Riset Organisation for Economic Co-operation and Development (OECD) 2020, kata Jumeri, menemukan bahwa anak usia lima tahun yang dibacakan buku oleh orangtuanya punya kemampuan empati dan prososial, serta mampu mengatur emosi lebih tinggi dibandingkan dengan anak di kelompok usia yang sama, tetapi tidak dibacakan buku. Di samping itu, perlunya peningkatan akses bacaan buku oleh anak untuk melawan kesenjangan di tiap daerah.
Kemendikbud Ristek terus mengajak berbagai pihak membantu meningkatkan kesempatan belajar dengan berbagai aktivitas literasi. Aktivitas yang dapat dilakukan seperti menumbuhkan lingkungan keaksaraan dengan membacakan buku bagi anak, bagi para pakar untuk mendampingi pendidik dan orangtua mengasah dan menyusun kegiatan belajar mengajar berbasis buku bacaan anak, serta meningkatkan akses anak kepada buku bacaan yang sesuai.

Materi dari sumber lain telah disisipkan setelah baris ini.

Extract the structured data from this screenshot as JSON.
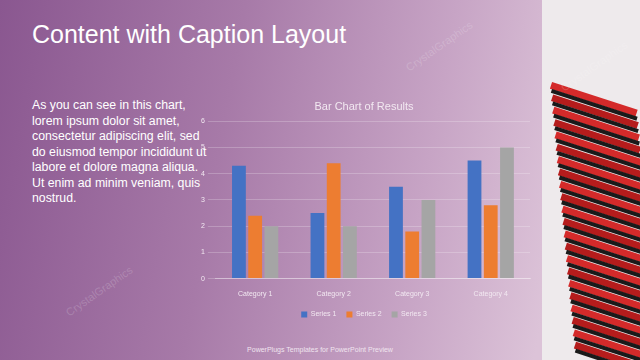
{
  "slide": {
    "title": "Content with Caption Layout",
    "caption": "As you can see in this chart, lorem ipsum dolor sit amet, consectetur adipiscing elit, sed do eiusmod tempor incididunt ut labore et dolore magna aliqua. Ut enim ad minim veniam, quis nostrud.",
    "footer": "PowerPlugs Templates for PowerPoint Preview",
    "watermark": "CrystalGraphics"
  },
  "chart_data": {
    "type": "bar",
    "title": "Bar Chart of Results",
    "categories": [
      "Category 1",
      "Category 2",
      "Category 3",
      "Category 4"
    ],
    "series": [
      {
        "name": "Series 1",
        "color": "#4472c4",
        "values": [
          4.3,
          2.5,
          3.5,
          4.5
        ]
      },
      {
        "name": "Series 2",
        "color": "#ed7d31",
        "values": [
          2.4,
          4.4,
          1.8,
          2.8
        ]
      },
      {
        "name": "Series 3",
        "color": "#a5a5a5",
        "values": [
          2,
          2,
          3,
          5
        ]
      }
    ],
    "ylim": [
      0,
      6
    ],
    "yticks": [
      0,
      1,
      2,
      3,
      4,
      5,
      6
    ],
    "grid": true,
    "legend": "bottom"
  }
}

Inovasi daerah untuk literasi
Bunda PAUD dan istri Gubernur Jawa Barat, Atalia Praratya Ridwan Kamil, mengungkapkan, Jawa Barat ingin memunculkan solusi yang menjawab masalah dari akarnya. ”Kita tahu bahwa Indonesia masih punya masalah indeks membaca dan 80 persen provinsi di Indonesia darurat literasi karena minimnya akses,” kata Atalia.

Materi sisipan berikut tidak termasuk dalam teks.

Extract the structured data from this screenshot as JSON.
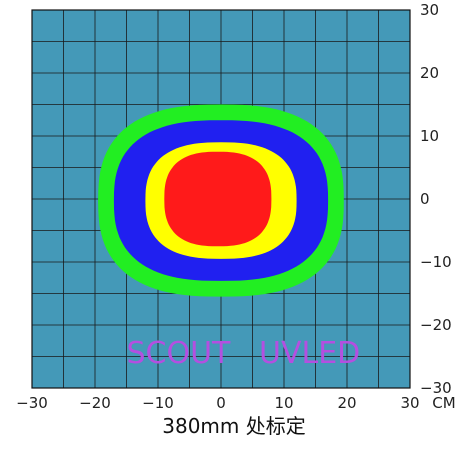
{
  "chart_data": {
    "type": "heatmap",
    "title": "",
    "xlabel": "",
    "ylabel": "",
    "x_unit": "CM",
    "xlim": [
      -30,
      30
    ],
    "ylim": [
      -30,
      30
    ],
    "x_ticks": [
      -30,
      -20,
      -10,
      0,
      10,
      20,
      30
    ],
    "y_ticks": [
      -30,
      -20,
      -10,
      0,
      10,
      20,
      30
    ],
    "grid": true,
    "grid_step": 5,
    "background_color": "#4499b8",
    "grid_color": "#1a1a1a",
    "contours": [
      {
        "level": 1,
        "color": "#22ee22",
        "x_extent": [
          -19.5,
          19.5
        ],
        "y_extent": [
          -15.5,
          15
        ]
      },
      {
        "level": 2,
        "color": "#2020f0",
        "x_extent": [
          -17,
          17
        ],
        "y_extent": [
          -13,
          12.5
        ]
      },
      {
        "level": 3,
        "color": "#ffff00",
        "x_extent": [
          -12,
          12
        ],
        "y_extent": [
          -9.5,
          9
        ]
      },
      {
        "level": 4,
        "color": "#ff1a1a",
        "x_extent": [
          -9,
          8
        ],
        "y_extent": [
          -7.5,
          7.5
        ]
      }
    ],
    "annotations": [
      {
        "text": "SCOUT   UVLED",
        "x": -15,
        "y": -26
      }
    ],
    "caption": "380mm 处标定"
  }
}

Jawa Barat mencari solusi agar sumber bacaan mudah diakses masyarakat, yang kemudian dijawab dengan munculnya inovasi Kotak Literasi Cerdas (Kolecer). ”Kami menghadirkan Kolecer di tempat-tempat yang dilewati banyak orang, misalnya pelataran masjid, taman-taman, dan kantor. Jadi, masyarakat bisa dengan mudah mendapat akses bacaan,” tutur Atalia.

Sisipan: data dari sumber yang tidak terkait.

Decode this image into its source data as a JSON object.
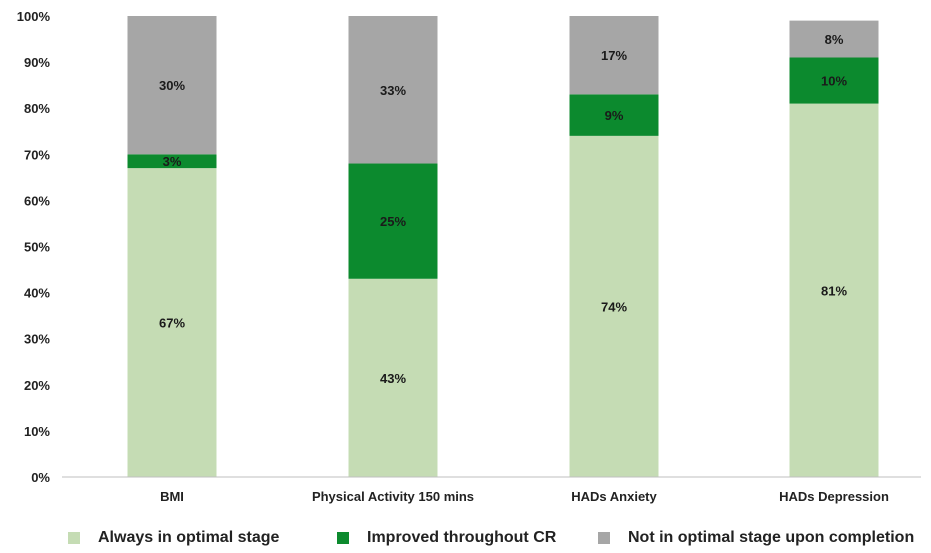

Alita juga menyoroti minimnya kunjungan masyarakat ke perpustakaan akibat akses sulit, yaitu ada di angka 23,09 persen (Balitbang dan Perbukuan Kemendikbud Ristek). Selain itu, data Kementerian Komunikasi dan Informatika juga menemukan bahwa masyarakat Indonesia lebih suka membaca dari gawai dan masyarakat juga lebih suka membuka media sosial dibandingkan membaca buku.
Provinsi Jawa Barat berinovasi dengan perpustakaan digital yang di dalamnya terdapat ribuan buku elektronik bernama Maca Dina Digital Library (Candil). ”Ini pakai bahasa Sunda supaya orang mudah mengenalinya,” ujar Atalia. Dirinya juga menilai bahwa literasi keluarga di rumah sangat didorong Pemerintah Provinsi Jawa Barat.
”Kami menguatkan kolaborasi dengan pegiat literasi di masyarakat, duta-duta baca kami di 27 kabupaten/ kota. Ini tidak mudah karena kita sambil berjuang melawan pandemi,” ucap Atalia.
Namun, Atalia juga menegaskan perlunya teladan orangtua dalam berliterasi. ”Anak adalah peniru ulung. Budaya literasi dan gemar membaca bisa dibangun karena mereka melihat lingkungan, termasuk orangtua. Kalau orangtua suka baca, anak akan meniru,” tutur Atalia.
Bunda PAUD dan istri Pelaksana Tugas (Plt) Wali Kota Tasikmalaya, Rukmini Muhammad Yusuf, menekankan perlunya PAUD berkualitas di setiap daerah untuk mempersiapkan anak-anak selaku generasi masa depan yang baik. Diakuinya, untuk mewujudkan hal tersebut, menjadi tugas Bunda PAUD untuk melakukan kerja sama dengan berbagai pihak mewujudkan PAUD berkualitas.
”Tasikmalaya punya program unggulan SIUDIN, Literasi Usia Dini. Program ini terdiri dari dua kegiatan, yaitu Dongeng untuk Anak Usia Dini Bersama Komunitas (Donita), yang digelar di luar pembelajaran PAUD. Donita adalah layanan storytelling dengan menghadirkan anak ke perpustakaan umum Tasikmalaya dan diselingi menyanyi dan gim interaktif antara pendongeng dan peserta. Ini semua dilakukan agar budaya baca anak tumbuh sejak dini sekaligus menyadarkan masyarakat akan pentingnya peran orangtua,” papar Rukmini.
Rukmini menambahkan, kegiatan lainnya adalah Sosialisasi Minat Baca Masyarakat atau disingkat Simbara. Upaya ini untuk mengedukasi orangtua agar sadar berliterasi dan pentingnya mendampingi anak ke perpustakaan serta menjadi teladan minat baca bagi anak-anak.
”Kami berikan materi-materi terkait. Kami juga ingin orangtua sadar manfaat dongeng bagi anak usia dini,” ujar Rukmini.